Well, first things first: make that to do list. Even if it’s full of jobs that that you’re sure you’ll never be able or in the mood to do, write them all down. All of them. Break bigger, scarier tasks into smaller ones, and include every single item that is giving you even the smallest amount of stress. That way every item you tick off that list (including, if you like, “get out of bed”) gives you a sense of achievement, and it will make the daunting tasks seem less scary and separate from your day to day life.
Secondly, prioritise. Which email has to be sent off first thing in the morning? When is that job application due in? Order the tasks in a way that honestly reflects which ones you need to do first. If you’re anything like me (i.e. a hopeless procrastinator) you’ll probably find that those big, scary tasks have all ended up at the top of the list. Ah…
Here’s what you do now. You set yourself a goal – one scary task and two small ones, for example – to do today. Be realistic about how much you will be able to do in the time that you have. Don’t worry too much about tomorrow, or the next day, or the rest of the week. One of the reasons that anxiety is so debilitating is because it forces us to look at the sheer enormity of our workload and it makes us feel overwhelmed. Well, scrap that. We only live one day at a time.

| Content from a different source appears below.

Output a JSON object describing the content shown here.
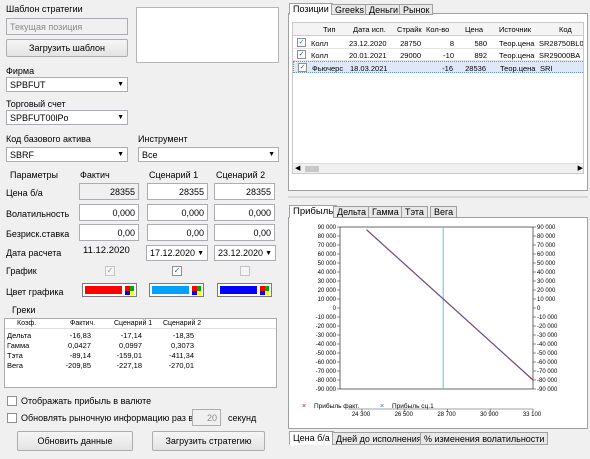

Intersperse your to do list with little rewards. Keep it simple: a piece of chocolate, ten minutes on Facebook, a big cup of tea – and don’t integrate your treats with your tasks. You won’t enjoy them if they’re alongside your stress. Give yourself something to work towards, not something to distract yourself with. Once you’ve achieved your goal, stop working for a minute and focus on enjoying your reward.
I know that this all sounds incredibly simple and obvious, but it’s surprising how little time we spend properly looking after ourselves and how, after years of exams and deadlines and suchlike, we don’t always give ourselves a chance when it comes to being productive.
So be nice to yourself, and have a stupendously brilliant Tuesday.